Nos recônditos profundos da Trumpologia – a nova disciplina infestada de 'especialistas', todos tentando decodificar o novo governo norte-americano – tornou-se moda zombar do estrategista chefe da Casa Branca Steve Bannon, como se se tratasse de criatura sociopata do pântano estilo Jurassic Park, um "quase-fascista" comparável a islamofascistas.
(Mesmo que Bannon só metaforicamente opere como degolador em chefe.)
Descartar Bannon como se fosse uma espécie de Maquiavel/Richelieu remixado para o século 21 que veste calças cobertas de bolsos e gravatas estranhíssimas é resposta barata, de adolescente entediado. Kelyanne Conway pode até ser "especialista em luta-de-faca, com palavras"; Jared Kushner pode até ter tomado a linha D do trem dos negócios imobiliários em Manhattan para vir fazer-se de secretário de Estado 'sombra', com cadeira cativa na sala de situação. Mas o homem a estudar nos detalhes mais excruciantes tem de ser Bannon, que devora ensaios de história e teoria política de café da manhã. Quem quiser descartá-lo que o descarte. E pague o preço.
O Maquiavel pós-verdade por trás do mais poderoso Príncipe que jamais houve vê nossa conjuntura geopolítica como a batalha derradeira entre o Bem e o Mal (não, não se aplica a ele o veredito de Nietzsche). "Bem" no nosso caso é a civilização cristã e sua história de dois milênios – com um possível lugar de possível honra para o Iluminismo e a Revolução Industrial.
Em contraposição, o "mal" ostenta um elenco de personagens do gênero "ameaça existencial" – de elites tecnocratas/pós-modernas (o inimigo interno), ao Islã (o inimigo ao largo). Até a China, por causa do confucionismo ateísta, pode ser retratada como "mal".
Assim os campos estão claramente demarcados. Nuança é coisa de traidor. E a única trilha até a vitória, pela doutrina Bannon, é uma devastadora "Choque e Pavor" contra o "sistema". Já me referi à abordagem leninista que Bannon construiu, sobre como capturar e manter o poder e destruir a velha ordem. Mas o que vem por aí está mais para Lênin encontra-se com Apocalypse Now.
Na corte do Rei Tangerina
A doutrina Bannon encharcada no lado escuro foi modelada por uns poucos seletos livros. O volume crucial é, sem dúvida: The Fourth Turning [aprox. 'a quarta virada', ou 'a quarta fase'], de William Strauss e Neil Howe.
A teoria da história de Strauss e Howe reza que a cada ciclo de 80/100 anos – chamado saecula – há uma grande "virada". O conceito vem dos estoicos na Grécia Antiga – berço da civilização ocidental.
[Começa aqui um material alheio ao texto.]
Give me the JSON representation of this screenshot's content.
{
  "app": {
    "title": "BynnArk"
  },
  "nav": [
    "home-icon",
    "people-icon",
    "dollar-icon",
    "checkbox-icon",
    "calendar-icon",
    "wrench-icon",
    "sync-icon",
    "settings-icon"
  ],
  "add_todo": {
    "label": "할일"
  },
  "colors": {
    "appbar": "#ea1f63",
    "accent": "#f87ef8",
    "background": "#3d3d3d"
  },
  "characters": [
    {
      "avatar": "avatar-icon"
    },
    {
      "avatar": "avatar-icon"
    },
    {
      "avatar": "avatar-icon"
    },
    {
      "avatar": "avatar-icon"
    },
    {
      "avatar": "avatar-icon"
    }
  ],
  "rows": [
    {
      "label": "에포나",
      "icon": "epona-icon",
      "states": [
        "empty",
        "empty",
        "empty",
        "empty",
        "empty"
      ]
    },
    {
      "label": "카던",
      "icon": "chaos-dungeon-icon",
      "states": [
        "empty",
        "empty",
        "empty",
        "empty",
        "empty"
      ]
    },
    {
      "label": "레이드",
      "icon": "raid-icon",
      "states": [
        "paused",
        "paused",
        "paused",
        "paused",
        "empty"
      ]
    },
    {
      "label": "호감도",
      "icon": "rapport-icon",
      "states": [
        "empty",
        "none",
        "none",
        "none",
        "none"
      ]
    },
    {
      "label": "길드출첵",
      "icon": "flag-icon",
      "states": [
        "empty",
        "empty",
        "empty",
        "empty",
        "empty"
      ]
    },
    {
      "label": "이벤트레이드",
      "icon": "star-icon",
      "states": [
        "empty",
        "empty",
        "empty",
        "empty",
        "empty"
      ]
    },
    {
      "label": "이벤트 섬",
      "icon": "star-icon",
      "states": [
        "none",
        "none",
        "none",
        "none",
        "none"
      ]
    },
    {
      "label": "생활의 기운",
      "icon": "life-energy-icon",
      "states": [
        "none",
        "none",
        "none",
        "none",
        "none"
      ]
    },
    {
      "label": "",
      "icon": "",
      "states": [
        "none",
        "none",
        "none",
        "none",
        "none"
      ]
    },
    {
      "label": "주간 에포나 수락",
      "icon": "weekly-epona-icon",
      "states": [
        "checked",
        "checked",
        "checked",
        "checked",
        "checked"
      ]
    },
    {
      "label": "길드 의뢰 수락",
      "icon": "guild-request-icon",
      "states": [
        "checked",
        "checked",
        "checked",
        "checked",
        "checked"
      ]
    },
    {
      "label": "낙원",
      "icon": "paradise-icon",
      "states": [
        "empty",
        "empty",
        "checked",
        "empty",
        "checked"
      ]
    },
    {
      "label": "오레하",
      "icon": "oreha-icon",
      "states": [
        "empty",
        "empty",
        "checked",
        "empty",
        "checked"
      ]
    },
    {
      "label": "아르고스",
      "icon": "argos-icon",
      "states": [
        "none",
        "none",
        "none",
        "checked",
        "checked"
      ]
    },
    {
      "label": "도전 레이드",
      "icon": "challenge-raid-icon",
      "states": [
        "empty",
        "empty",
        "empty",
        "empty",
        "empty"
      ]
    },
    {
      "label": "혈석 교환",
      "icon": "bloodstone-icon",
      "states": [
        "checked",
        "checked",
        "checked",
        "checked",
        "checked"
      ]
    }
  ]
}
Ao final de alguns dados saecula, é inevitável uma ecpirose [do grego ekpyrosis] – um cataclismo; a velha ordem é destruída e nasce uma nova ordem.
Acompanhando o pensamento de Strauss e Howe, Bannon acredita que estamos agora bem no meio da Quarta Virada. Strauss e Howe identificaram as três primeiras, em termos norte-americanos, como a Guerra Revolucionária; a Guerra Civil; e a Grande Depressão seguida pela 2ª Guerra Mundial. Bannon vê o início da Quarta Virada na crise financeira de 2008, ainda em processo de metástases, que levou diretamente à vitória de Trump.
O historiador David Kaiser, que lecionou em Harvard e na Academia Militar Naval, acrescenta um indispensável contexto. Kaiser entrevistou Bannon em detalhe e confirma que Bannon "esperava uma nova e talvez ainda maior guerra como parte da crise atual, e absolutamente não parecia entusiasmado por essa perspectiva."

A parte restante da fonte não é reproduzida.